5.8.09

O gato que gostava de cenouras

O TELEFONE tocou. Queriam uma entrevista sobre o livrinho "O gato que gostava de cenouras". Não entendi o nome da revista porque estou ficando meio surdo e, por vergonha, não pedi que repetissem. A entrevista começou...

Gato gosta de peixe, de rato e de passarinho. Gato não gosta de cenoura. Numa terra de gatos, um gato que gostasse de cenoura seria uma aberração, uma vergonha para os pais, motivo de chacota e zombaria na escola...

O nome dele era Gulliver; carinhosamente, Gullinho. Seus pais não sabiam do seu gosto pelas cenouras. Comer cenouras era um ato secreto, escondido. Seus pais só se preocupavam com o fato de que ele não comia os deliciosos ratinhos recém-nascidos, os pardais saborosos, os peixes cheirosos que lhe traziam para abrir o apetite.

Gullinho era diferente dos demais gatos. E isso fazia seus pais sofrerem muito porque o que os pais mais desejam é que seus filhos sejam iguais aos outros.

O fato era que os pais de Gullinho ignoravam que ele, escondido, comia a comida proibida, cenoura... A mãe acabou por desconfiar das incursões secretas do Gullinho e disse ao pai que seria melhor segui-lo para ver onde ele estava se metendo. Foi o que o pai "sogateiramente" fez.
Gullinho caminhava com cuidado, olhando para todos os lados para ver se estava sendo seguido. Andou até chegar ao sítio do senhor Joaquim. Havia canteiros com todos os tipos de hortaliça. Gullinho foi até o canteiro de cenouras e -oh! Coisa horrenda para um pai gato- começou a comer cenouras.

O pai do Gullinho quase morreu de susto. Seu filho que ele sonhara tigre não passava de um coelho. E chorou amargamente...

Resolveu procurar auxílio. Procurou um padre que ameaçou Gullinho com o Inferno. "Deus é gato. Deus ordenou que nós comêssemos peixes, ratos e passarinhos.Comer cenoura é pecado mortal!" Mas não adiantou...Gullinho continuou a vomitar peixes, ratos e passarinhos...

Aí eles o levaram ao psicanalista. A análise durou vários anos. Mas o que o doutor Gatan lhe dizia com linguagem complicada não alterava o seu gosto: ele continuava a gostar de cenouras...

Foi então que um professor da escola chamou o Gullinho para uma conversa e lhe disse: "O nosso destino está escrito nas células do nosso corpo num "chip" bem pequeno chamado DNA. Ele já está no feto, determinando a cor do seu pelo, a cor dos seus olhos, se você vai ser menino ou menina, daltônico ou não, canhoto ou destro.
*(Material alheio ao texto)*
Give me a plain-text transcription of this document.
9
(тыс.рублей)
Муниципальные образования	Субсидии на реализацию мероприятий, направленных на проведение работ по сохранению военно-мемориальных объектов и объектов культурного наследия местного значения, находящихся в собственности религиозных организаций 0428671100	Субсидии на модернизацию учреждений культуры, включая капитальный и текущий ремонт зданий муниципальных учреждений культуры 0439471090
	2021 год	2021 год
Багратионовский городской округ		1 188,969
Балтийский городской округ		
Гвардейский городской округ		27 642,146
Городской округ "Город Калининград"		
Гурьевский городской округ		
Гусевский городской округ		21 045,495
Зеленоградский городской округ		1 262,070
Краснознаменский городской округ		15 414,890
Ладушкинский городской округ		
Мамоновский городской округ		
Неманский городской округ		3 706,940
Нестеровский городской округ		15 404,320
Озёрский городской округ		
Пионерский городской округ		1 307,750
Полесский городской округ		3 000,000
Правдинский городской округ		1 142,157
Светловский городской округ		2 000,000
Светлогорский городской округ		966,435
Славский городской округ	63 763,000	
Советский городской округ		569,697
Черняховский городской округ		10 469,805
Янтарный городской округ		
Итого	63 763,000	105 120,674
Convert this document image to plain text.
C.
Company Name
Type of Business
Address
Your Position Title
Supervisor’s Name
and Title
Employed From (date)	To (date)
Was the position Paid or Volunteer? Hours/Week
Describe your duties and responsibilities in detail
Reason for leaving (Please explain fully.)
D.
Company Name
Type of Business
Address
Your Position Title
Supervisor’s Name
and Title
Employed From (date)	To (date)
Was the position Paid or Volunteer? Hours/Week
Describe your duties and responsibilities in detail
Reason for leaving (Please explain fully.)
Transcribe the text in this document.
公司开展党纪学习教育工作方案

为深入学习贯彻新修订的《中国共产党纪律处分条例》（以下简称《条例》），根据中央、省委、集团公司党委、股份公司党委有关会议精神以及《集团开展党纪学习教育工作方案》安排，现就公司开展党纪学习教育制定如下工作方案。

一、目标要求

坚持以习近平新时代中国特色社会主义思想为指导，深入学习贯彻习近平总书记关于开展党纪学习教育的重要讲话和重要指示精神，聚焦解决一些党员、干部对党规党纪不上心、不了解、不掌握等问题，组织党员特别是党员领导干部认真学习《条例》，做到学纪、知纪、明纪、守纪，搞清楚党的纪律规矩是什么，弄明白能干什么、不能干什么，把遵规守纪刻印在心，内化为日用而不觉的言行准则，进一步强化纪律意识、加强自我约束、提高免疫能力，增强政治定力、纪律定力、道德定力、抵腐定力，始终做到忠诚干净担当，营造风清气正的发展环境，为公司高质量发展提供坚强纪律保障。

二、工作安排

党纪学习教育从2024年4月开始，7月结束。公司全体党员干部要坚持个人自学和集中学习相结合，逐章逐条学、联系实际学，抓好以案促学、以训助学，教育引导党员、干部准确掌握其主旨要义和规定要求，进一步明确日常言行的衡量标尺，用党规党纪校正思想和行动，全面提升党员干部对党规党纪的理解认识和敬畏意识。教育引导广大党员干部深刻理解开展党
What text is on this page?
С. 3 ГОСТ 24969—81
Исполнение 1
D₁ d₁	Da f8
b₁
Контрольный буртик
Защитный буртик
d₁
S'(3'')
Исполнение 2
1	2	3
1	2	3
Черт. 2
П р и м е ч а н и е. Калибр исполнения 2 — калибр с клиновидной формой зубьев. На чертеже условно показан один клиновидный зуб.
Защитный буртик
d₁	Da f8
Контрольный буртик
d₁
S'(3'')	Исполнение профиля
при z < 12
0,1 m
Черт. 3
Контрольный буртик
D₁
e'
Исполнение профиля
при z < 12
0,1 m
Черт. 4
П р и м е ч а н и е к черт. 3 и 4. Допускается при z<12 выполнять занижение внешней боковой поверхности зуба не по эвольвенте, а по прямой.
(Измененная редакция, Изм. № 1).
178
Você nada pode fazer para mudar as ordens que estão no seu "chip". E acontece o mesmo com o nosso gosto por ratos ou por cenouras... Não é pecado, como o padre disse, porque foi o DNA que o fez assim... Não é resultado de educação porque foi o DNA que o fez assim... E nem pode ser curado, como se fosse uma doença, porque é o DNA que o fez assim... Igual ao daltonismo".

Gullinho olhou em silêncio para o professor e, pela primeira vez, entendeu tudo. E ele sentiu que um enorme peso fora tirado de cima dele. Entendeu então que ele podia gostar de cenoura porque fora o DNA que o fizera assim -e ninguém tinha nada com isso.


Eu ainda estava na cama quando minha filha me acordou.

"Pai, você apareceu na "G Magazine", a reportagem do gato..."

"Mas o que é "G Magazine'?", perguntei.

Aí eu entendi por que o assunto da entrevista tinha sido "O gato que gostava de cenouras"...

Rubem Alves, na Folha de S.Paulo.

4 comentários:

carlota disse...

Genial !!!! O conto é maravilha de verdadeiro entendimento. E as circunstâncias ...uma jóia...
Ainda bem que era Ruben Alves, senão a revista seria processada !!!!
Tomara muita gente saiba deste continho, a ver se assim vão esquecendo os "cliches" acumulados na história.

vitorferolla disse...

que viadagem, hein? =P

Soraia disse...

Bem ingenuo, o continho bobinho.

Anônimo disse...

Ah!! Fala sério!!! Rubem Alves é show!!!Por mais que achemos determinadas escolhas estranhas, bizarras não temos o direito de julgar. Gostei muito do texto!!